I am in two minds about lunch. It's kind of easier to do it myself, but that's not the point, really, is it. Can I stand for mornings to get even more chaotic? In the name of Life Skills?
I'm thinking of taking a leaf out of your book and staying in bed tomorrow. I have 3, yes, three, extra girls sleeping over tonight, and tomorrow morning will not be pretty. They will be making pancakes..

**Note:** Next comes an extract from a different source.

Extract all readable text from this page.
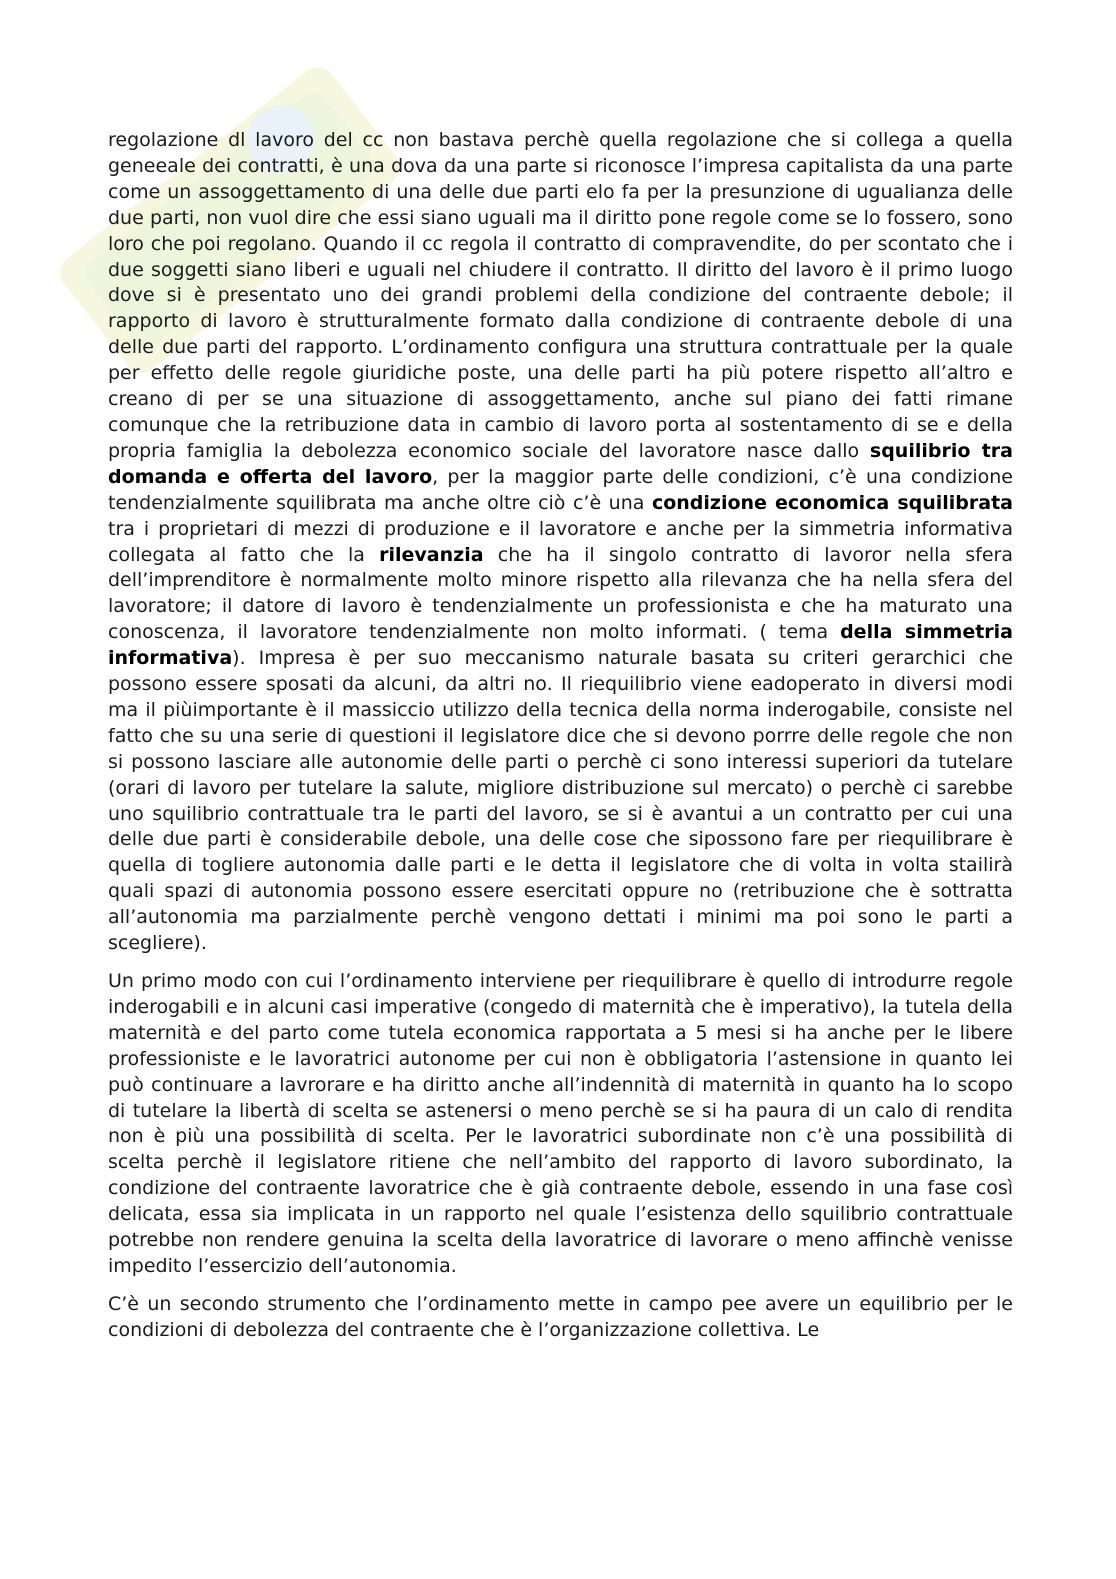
regolazione dl lavoro del cc non bastava perchè quella regolazione che si collega a quella geneeale dei contratti, è una dova da una parte si riconosce l’impresa capitalista da una parte come un assoggettamento di una delle due parti elo fa per la presunzione di ugualianza delle due parti, non vuol dire che essi siano uguali ma il diritto pone regole come se lo fossero, sono loro che poi regolano. Quando il cc regola il contratto di compravendite, do per scontato che i due soggetti siano liberi e uguali nel chiudere il contratto. Il diritto del lavoro è il primo luogo dove si è presentato uno dei grandi problemi della condizione del contraente debole; il rapporto di lavoro è strutturalmente formato dalla condizione di contraente debole di una delle due parti del rapporto. L’ordinamento configura una struttura contrattuale per la quale per effetto delle regole giuridiche poste, una delle parti ha più potere rispetto all’altro e creano di per se una situazione di assoggettamento, anche sul piano dei fatti rimane comunque che la retribuzione data in cambio di lavoro porta al sostentamento di se e della propria famiglia la debolezza economico sociale del lavoratore nasce dallo squilibrio tra domanda e offerta del lavoro, per la maggior parte delle condizioni, c’è una condizione tendenzialmente squilibrata ma anche oltre ciò c’è una condizione economica squilibrata tra i proprietari di mezzi di produzione e il lavoratore e anche per la simmetria informativa collegata al fatto che la rilevanzia che ha il singolo contratto di lavoror nella sfera dell’imprenditore è normalmente molto minore rispetto alla rilevanza che ha nella sfera del lavoratore; il datore di lavoro è tendenzialmente un professionista e che ha maturato una conoscenza, il lavoratore tendenzialmente non molto informati. ( tema della simmetria informativa). Impresa è per suo meccanismo naturale basata su criteri gerarchici che possono essere sposati da alcuni, da altri no. Il riequilibrio viene eadoperato in diversi modi ma il piùimportante è il massiccio utilizzo della tecnica della norma inderogabile, consiste nel fatto che su una serie di questioni il legislatore dice che si devono porrre delle regole che non si possono lasciare alle autonomie delle parti o perchè ci sono interessi superiori da tutelare (orari di lavoro per tutelare la salute, migliore distribuzione sul mercato) o perchè ci sarebbe uno squilibrio contrattuale tra le parti del lavoro, se si è avantui a un contratto per cui una delle due parti è considerabile debole, una delle cose che sipossono fare per riequilibrare è quella di togliere autonomia dalle parti e le detta il legislatore che di volta in volta stailirà quali spazi di autonomia possono essere esercitati oppure no (retribuzione che è sottratta all’autonomia ma parzialmente perchè vengono dettati i minimi ma poi sono le parti a scegliere).

Un primo modo con cui l’ordinamento interviene per riequilibrare è quello di introdurre regole inderogabili e in alcuni casi imperative (congedo di maternità che è imperativo), la tutela della maternità e del parto come tutela economica rapportata a 5 mesi si ha anche per le libere professioniste e le lavoratrici autonome per cui non è obbligatoria l’astensione in quanto lei può continuare a lavrorare e ha diritto anche all’indennità di maternità in quanto ha lo scopo di tutelare la libertà di scelta se astenersi o meno perchè se si ha paura di un calo di rendita non è più una possibilità di scelta. Per le lavoratrici subordinate non c’è una possibilità di scelta perchè il legislatore ritiene che nell’ambito del rapporto di lavoro subordinato, la condizione del contraente lavoratrice che è già contraente debole, essendo in una fase così delicata, essa sia implicata in un rapporto nel quale l’esistenza dello squilibrio contrattuale potrebbe non rendere genuina la scelta della lavoratrice di lavorare o meno affinchè venisse impedito l’essercizio dell’autonomia.

C’è un secondo strumento che l’ordinamento mette in campo pee avere un equilibrio per le condizioni di debolezza del contraente che è l’organizzazione collettiva. Le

I could have written the first 6 lines of this blog post myself, as it describes me so precisely!! I'm not very good at housework routines, even though I do try. My goal is to be doing a little bit as I go and have a reasonably tidy house all the time, but I seem to still have to have monster cleaning blitz sessions as things tend to fall apart on the days I work!
Jo said…
I think the main reason I slowly began to develop this cleaning routine is that I HATE monster cleaning blitz sessions! Mind you, I haven't added work days to the mix. I am contemplating going back to university next year which will really test the system..
di said…
Just read your blog I keep a reasonable house but get so frustrated that I never get all things tidied away. I think if I follow your idea of keep putting things away. Only cleaning when cleaning. And special declutter sessions weekly I may finally get on top of what I call the not enough cupboards problem!!! Hoping your motivation works
Jo said…
Di, I am cheering for you here! I am currently in the middle of selling the house, and so I am all about tidy right now. Every morning I do a quick survey of all the rooms, and put every single thing away (or get the kids to) down to the last bobby pin. Of course, many weeks of further decluttering also went into this outcome! It is amazing to live in such a tidy house, and really needs only half an hour or so a day to sustain it. So you go for it, and let me know how it works out (also hearing you on the not-enough-cupboards problem!)